When one is writing computer software that one’s company will put out as a product, one has to consider what the user interface will look like — how will the software appear to, and appeal to, the user? Large companies, and even some small ones, hire human/computer interface (HCI) experts to study the interactions and design a graphical user interface (GUI) that they think will work best.
In GUI design, we balance function with form, looking to present a visually appealing result that’s also easy to use. We don’t always get it “right” the first time, and there are usually iterations of the design in subsequent product releases. That’s all as it should be.
But “visually appealing” and “easy to use” mean different things and have different relative importance, depending upon the purpose of the software.
A web browser, for example, will generally have a UI that’s optimized for displaying a web page, and the bulk of the window is devoted to this. Other UI elements serve to facilitate navigation — through bookmarks, browser history, search, forward/backward controls, tabs, and the like — or to give progress or status indications, and we mostly want them to be accessible but not obtrusive. Some users might enjoy a browser “skin” that presented child-toy-sized buttons with animated graphics, but most would rather have them small and simple.
A calendar, on the other hand, has to balance more UI elements, giving the user a choice of different views (by day, by week, by month, as well as perhaps by work-week, two days at a time, and so on), a navigable inset that shows a selected month (that might or might not be the current one), a selection of categories or sub-calendars, access to other users’ shared calendar or free-time information, ... the list can go on. It’s very likely that colour and icons will be important here, to distinguish one type of entry from another (meetings, anniversaries, travel, reminders), and that sort of thing.

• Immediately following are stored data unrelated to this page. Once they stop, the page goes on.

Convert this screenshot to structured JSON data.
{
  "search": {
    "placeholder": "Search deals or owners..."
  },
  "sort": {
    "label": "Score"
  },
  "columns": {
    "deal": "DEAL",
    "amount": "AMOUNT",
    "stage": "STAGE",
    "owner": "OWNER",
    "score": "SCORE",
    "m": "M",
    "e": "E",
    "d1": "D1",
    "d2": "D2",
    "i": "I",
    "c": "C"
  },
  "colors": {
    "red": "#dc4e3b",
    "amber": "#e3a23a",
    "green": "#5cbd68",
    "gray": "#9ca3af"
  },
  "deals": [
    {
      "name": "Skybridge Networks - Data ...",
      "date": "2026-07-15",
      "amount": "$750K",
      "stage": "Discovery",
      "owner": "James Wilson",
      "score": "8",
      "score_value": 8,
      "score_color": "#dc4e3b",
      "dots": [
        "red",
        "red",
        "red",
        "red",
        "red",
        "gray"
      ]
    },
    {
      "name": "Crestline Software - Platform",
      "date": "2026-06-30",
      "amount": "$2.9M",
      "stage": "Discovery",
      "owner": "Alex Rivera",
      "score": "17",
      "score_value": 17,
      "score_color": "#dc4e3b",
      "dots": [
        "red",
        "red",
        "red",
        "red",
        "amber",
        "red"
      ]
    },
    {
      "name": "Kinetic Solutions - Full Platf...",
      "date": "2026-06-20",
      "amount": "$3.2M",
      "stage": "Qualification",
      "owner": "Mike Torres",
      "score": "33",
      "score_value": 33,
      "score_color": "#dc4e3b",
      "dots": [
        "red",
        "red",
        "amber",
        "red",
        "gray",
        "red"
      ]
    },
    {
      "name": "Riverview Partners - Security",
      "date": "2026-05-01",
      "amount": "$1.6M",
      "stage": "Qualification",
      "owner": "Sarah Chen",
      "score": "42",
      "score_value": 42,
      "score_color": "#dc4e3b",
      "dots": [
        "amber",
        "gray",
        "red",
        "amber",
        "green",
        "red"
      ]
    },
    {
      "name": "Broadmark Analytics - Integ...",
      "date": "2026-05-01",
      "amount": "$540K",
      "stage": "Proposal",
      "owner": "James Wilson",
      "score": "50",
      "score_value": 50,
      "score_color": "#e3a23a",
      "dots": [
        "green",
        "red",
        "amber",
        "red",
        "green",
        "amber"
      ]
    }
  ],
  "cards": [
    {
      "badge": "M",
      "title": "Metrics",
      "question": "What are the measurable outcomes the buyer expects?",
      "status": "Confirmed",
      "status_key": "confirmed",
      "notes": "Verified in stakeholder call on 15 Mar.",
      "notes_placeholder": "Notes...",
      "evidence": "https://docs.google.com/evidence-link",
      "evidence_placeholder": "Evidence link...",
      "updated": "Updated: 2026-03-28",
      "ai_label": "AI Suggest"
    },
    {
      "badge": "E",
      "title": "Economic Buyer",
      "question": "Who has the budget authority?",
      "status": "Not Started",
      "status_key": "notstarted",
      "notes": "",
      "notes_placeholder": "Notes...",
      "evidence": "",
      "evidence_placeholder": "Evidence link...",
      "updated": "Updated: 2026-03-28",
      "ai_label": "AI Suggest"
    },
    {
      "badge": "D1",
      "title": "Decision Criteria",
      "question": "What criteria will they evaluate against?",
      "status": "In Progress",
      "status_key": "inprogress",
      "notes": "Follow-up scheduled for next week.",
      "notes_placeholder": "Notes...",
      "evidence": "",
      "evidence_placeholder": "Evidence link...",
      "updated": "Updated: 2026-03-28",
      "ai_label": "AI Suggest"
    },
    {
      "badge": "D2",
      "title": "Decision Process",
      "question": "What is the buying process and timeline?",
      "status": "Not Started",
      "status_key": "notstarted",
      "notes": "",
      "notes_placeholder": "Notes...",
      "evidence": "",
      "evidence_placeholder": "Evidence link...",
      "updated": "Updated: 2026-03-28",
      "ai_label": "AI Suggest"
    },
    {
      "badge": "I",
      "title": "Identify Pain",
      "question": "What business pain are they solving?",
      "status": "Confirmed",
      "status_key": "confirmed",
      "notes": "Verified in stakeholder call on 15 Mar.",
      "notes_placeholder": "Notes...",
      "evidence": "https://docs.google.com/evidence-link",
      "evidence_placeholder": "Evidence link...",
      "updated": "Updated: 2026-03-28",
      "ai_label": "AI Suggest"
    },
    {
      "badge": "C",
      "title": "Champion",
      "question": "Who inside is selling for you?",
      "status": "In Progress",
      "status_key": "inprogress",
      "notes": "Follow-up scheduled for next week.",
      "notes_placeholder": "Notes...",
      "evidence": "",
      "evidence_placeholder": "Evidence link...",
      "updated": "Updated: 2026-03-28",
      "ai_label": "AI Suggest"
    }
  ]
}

At the other extreme, consider the software that sends printed output from other programs (the web browser and the calendar, say) to your printer. You might need to interact with it, to reprint a mangled page or to cancel a multipage printout that you’ve decided you don’t want after all. But for the most part, you want it to be out of your way. You want it to quietly send your stuff to the printer, and you don’t need it annoying you with popups or any sort of fancy GUI.
That brings us to the BlackBerry Desktop Manager, a program that’s used to do synchronize, back up, and load software onto a BlackBerry device from a Windows computer. These days, much of that can be done over the air, but if you want to do it from your own computer, you use the Desktop Manager.
As with the example of printer software, most of the time you want the Desktop Manager to be unobtrusive. You plug the BlackBerry in, and it automatically synchronizes. No flashy UI is necessary, nor wanted. At least, not by the user.
But Research In Motion, the maker of the BlackBerry (and the Desktop Manager software) apparently decided that it does want a flashy UI. Here’s what we had in version 4.2 of the Desktop Manager (shown here at half size; click for full size):
Much bigger, much glitzier... and no longer resizable.